RESULTS: Simvastatin Hydroxyacid (SVA) and pitavastatin both impaired GSIS after the 3 day incubation in INS-1 cells that had been cultured chronically with low glucose. Simvastatin depleted insulin content in a dose-dependent manner (25-1000 nM) after the 3 day exposure. However, when normalized for insulin content, inhibition of GSIS was not observed. In contrast, pitavastatin did not decrease insulin content in a dose-dependent manner. 50 nM incubation with SVA for 10 days showed impairment of GSIS and reduction in content when cells were exposed to high glucose (12 mM) for 1 hour, whereas pitavastatin at that concentration had no effect on GSIS or content. After extending the incubation to 17 days, INS-1 cells treated with 50 nM SVA exhibited increased sensitivity to glucose with hypersecretion occurring at submaximal glucose concentrations and impairment of GSIS at high glucose. In contrast, pitavastatin treated cells did not display hypersensitivity to glucose, but did show a reduction in GSIS at high glucose.

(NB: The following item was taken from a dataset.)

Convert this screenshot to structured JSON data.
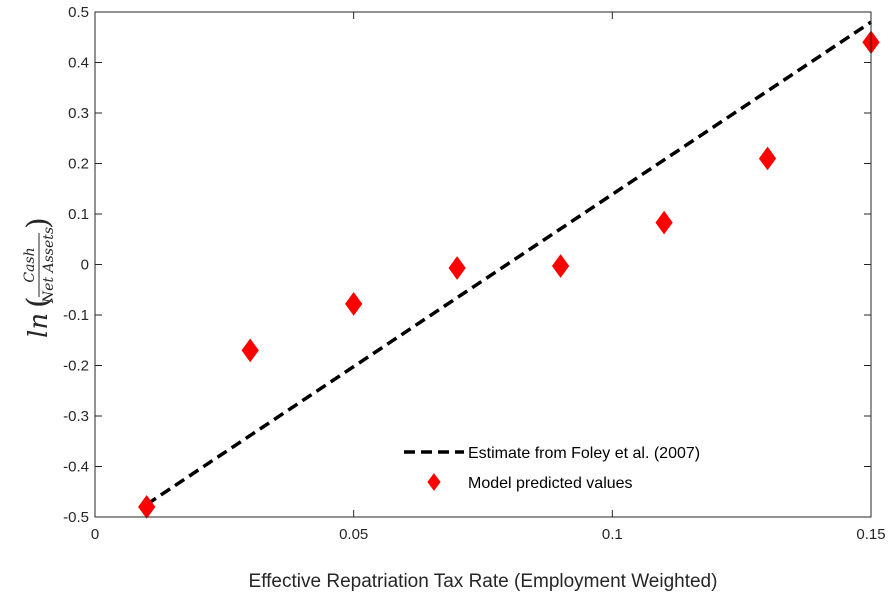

CONCLUSION: Diabetogenic effects of SVA in INS-1 cells cultured at low glucose include reduced insulin secretion, reduced insulin content and a left-shift in the glucose dependence of insulin secretion resulting in hypersecretion at basal (3mM) glucose. Pitavastatin also reduced insulin secretion, though in contrast did not deplete insulin content, and did not induce hypersensitivity to glucose. These results are consistent with previous results from our lab that demonstrate SVA but not pitavastatin treated cells exhibit increased oscillation frequency and amplitude of intracellular calcium ([Ca2+])i at basal glucose. The variable effect of statins to induce basal insulin hypersecretion may contribute to their relative risk of use for developing type 2 diabetes.